Explainable AI and Generative Music

In our paper, we surveyed 87 recent AI music papers regarding the role of the AI in co-creation, what interaction is possible with the AI, and how much information about the AI’s state is made available to users. Our perspective is that the explainability of creative AI is a combination of the AI’s role, the interaction it offers, and the grounding that can be established with the AI. We found a small number of excellent examples of collaborative AI, interactive AI music systems, and AI models that make internal AI state available to users. However, the vast majority of AI music systems offer very little of any of these explainability features.
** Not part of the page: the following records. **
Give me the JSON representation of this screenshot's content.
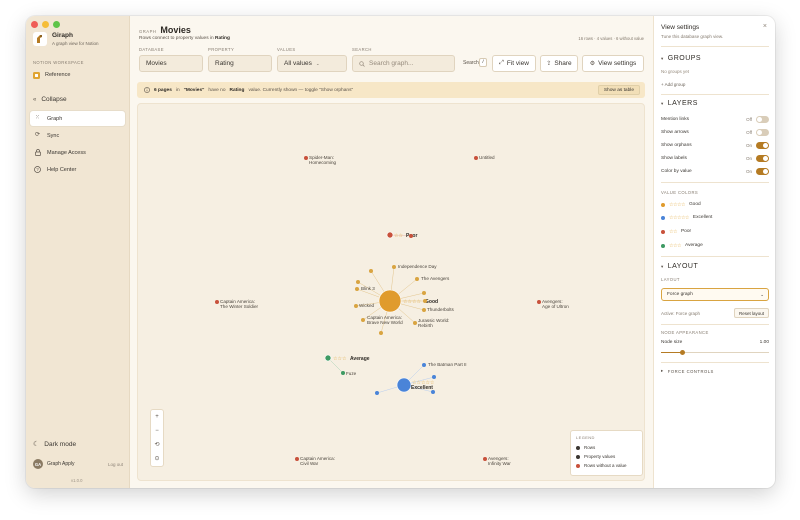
{
  "app": {
    "name": "Giraph",
    "tagline": "A graph view for Notion",
    "workspace_label": "NOTION WORKSPACE",
    "workspace_item": "Reference",
    "collapse_label": "Collapse",
    "nav": [
      {
        "label": "Graph",
        "icon": "graph-icon",
        "active": true
      },
      {
        "label": "Sync",
        "icon": "sync-icon",
        "active": false
      },
      {
        "label": "Manage Access",
        "icon": "lock-icon",
        "active": false
      },
      {
        "label": "Help Center",
        "icon": "help-icon",
        "active": false
      }
    ],
    "dark_mode_label": "Dark mode",
    "user": {
      "initials": "GA",
      "name": "Graph Apply",
      "logout": "Log out"
    },
    "version": "v1.0.0"
  },
  "header": {
    "type_label": "GRAPH",
    "title": "Movies",
    "subtitle_prefix": "Rows connect to property values in",
    "subtitle_bold": "Rating",
    "counts": "16 rows · 4 values · 6 without value"
  },
  "controls": {
    "database_label": "DATABASE",
    "database_value": "Movies",
    "property_label": "PROPERTY",
    "property_value": "Rating",
    "values_label": "VALUES",
    "values_value": "All values",
    "search_label": "SEARCH",
    "search_placeholder": "Search graph...",
    "search_hint": "Search",
    "search_kbd": "/",
    "fit_view": "Fit view",
    "share": "Share",
    "view_settings": "View settings"
  },
  "notice": {
    "count": "6 pages",
    "mid": "in",
    "db": "\"Movies\"",
    "mid2": "have no",
    "prop": "Rating",
    "rest": "value. Currently shown — toggle \"Show orphans\"",
    "button": "Show as table"
  },
  "graph": {
    "value_nodes": [
      {
        "label": "Good",
        "color": "#e09b2d",
        "stars": "☆☆☆☆"
      },
      {
        "label": "Poor",
        "color": "#c8513b",
        "stars": "☆☆"
      },
      {
        "label": "Average",
        "color": "#3e9a63",
        "stars": "☆☆☆"
      },
      {
        "label": "Excellent",
        "color": "#4a84d8",
        "stars": "☆☆☆☆☆"
      }
    ],
    "row_nodes": [
      "Independence Day",
      "The Avengers",
      "Blink 3",
      "Thunderbolts",
      "Wicked",
      "Captain America: Brave New World",
      "Jurassic World: Rebirth",
      "Fuze",
      "The Batman Part II"
    ],
    "orphans": [
      "Spider-Man: Homecoming",
      "Untitled",
      "Captain America: The Winter Soldier",
      "Avengers: Age of Ultron",
      "Captain America: Civil War",
      "Avengers: Infinity War"
    ]
  },
  "legend": {
    "title": "LEGEND",
    "items": [
      {
        "label": "Rows",
        "color": "#3a3631"
      },
      {
        "label": "Property values",
        "color": "#3a3631"
      },
      {
        "label": "Rows without a value",
        "color": "#c8513b"
      }
    ]
  },
  "panel": {
    "title": "View settings",
    "subtitle": "Tune this database graph view.",
    "groups_title": "GROUPS",
    "groups_empty": "No groups yet",
    "add_group": "+ Add group",
    "layers_title": "LAYERS",
    "toggles": [
      {
        "label": "Mention links",
        "state": "Off",
        "on": false
      },
      {
        "label": "Show arrows",
        "state": "Off",
        "on": false
      },
      {
        "label": "Show orphans",
        "state": "On",
        "on": true
      },
      {
        "label": "Show labels",
        "state": "On",
        "on": true
      },
      {
        "label": "Color by value",
        "state": "On",
        "on": true
      }
    ],
    "value_colors_label": "VALUE COLORS",
    "value_colors": [
      {
        "stars": "☆☆☆☆",
        "label": "Good",
        "color": "#e09b2d"
      },
      {
        "stars": "☆☆☆☆☆",
        "label": "Excellent",
        "color": "#4a84d8"
      },
      {
        "stars": "☆☆",
        "label": "Poor",
        "color": "#c8513b"
      },
      {
        "stars": "☆☆☆",
        "label": "Average",
        "color": "#3e9a63"
      }
    ],
    "layout_title": "LAYOUT",
    "layout_label": "LAYOUT",
    "layout_value": "Force graph",
    "active_text": "Active: Force graph",
    "reset_layout": "Reset layout",
    "node_appearance_label": "NODE APPEARANCE",
    "node_size_label": "Node size",
    "node_size_value": "1.00",
    "node_size_fraction": 0.2,
    "force_controls": "FORCE CONTROLS"
  },
  "colors": {
    "accent": "#b57b23",
    "good": "#e09b2d",
    "poor": "#c8513b",
    "average": "#3e9a63",
    "excellent": "#4a84d8",
    "row": "#d9a441"
  }
}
Explaining Latent Spaces in AI Music Generation

To explore how to make generative AI models more explainable, we build on the MeasureVAE generative model, which produces short music phrases. In our version, we force 4 of the 256 latent dimensions of the AI model to map to musical features. We then visualize these features in 2D maps in a web app that users can navigate in real-time to generate music.

In this way, we increase the explainability of the generative AI model in two ways: i) key parts of the AI model are exposed to the user in the interface and meaningfully labeled (in this case, with relevant musical features), and ii) the real-time interaction and feedback in the user interface allows people to explore the effects of these features on the generative music and thereby implicitly learn how the model works.

In our implementation, the AI acts somewhat like a colleague – the response to the user is given in real-time, as would be done in a human-to-human musical interaction. This drives a feedback loop between a user and the AI, whereby a person’s reaction to the AI’s response informs the subsequent interaction. Thinking musically, this resembles a duet in creative improvisation, where the players make real-time decisions based on their colleague’s performance.

Between the lines

Generative AI is a source of concern and excitement in the Arts. On one hand, AI offers new tools, opportunities, and sources of inspiration for creative practice and exploration. On the other hand, there are ethical concerns about the lack of attribution and IP recognition in AI training sets, concerns about the deskilling of creative work, and concerns about bias in generative AI. We can proactively work to ensure that the artist remains key to the creative process through eXplainable AI and the design of user interfaces that embrace real-time interaction with the AI model. Indeed, working with artists to design and implement eXplainable AI systems will help mitigate concerns about the impact of AI on creativity.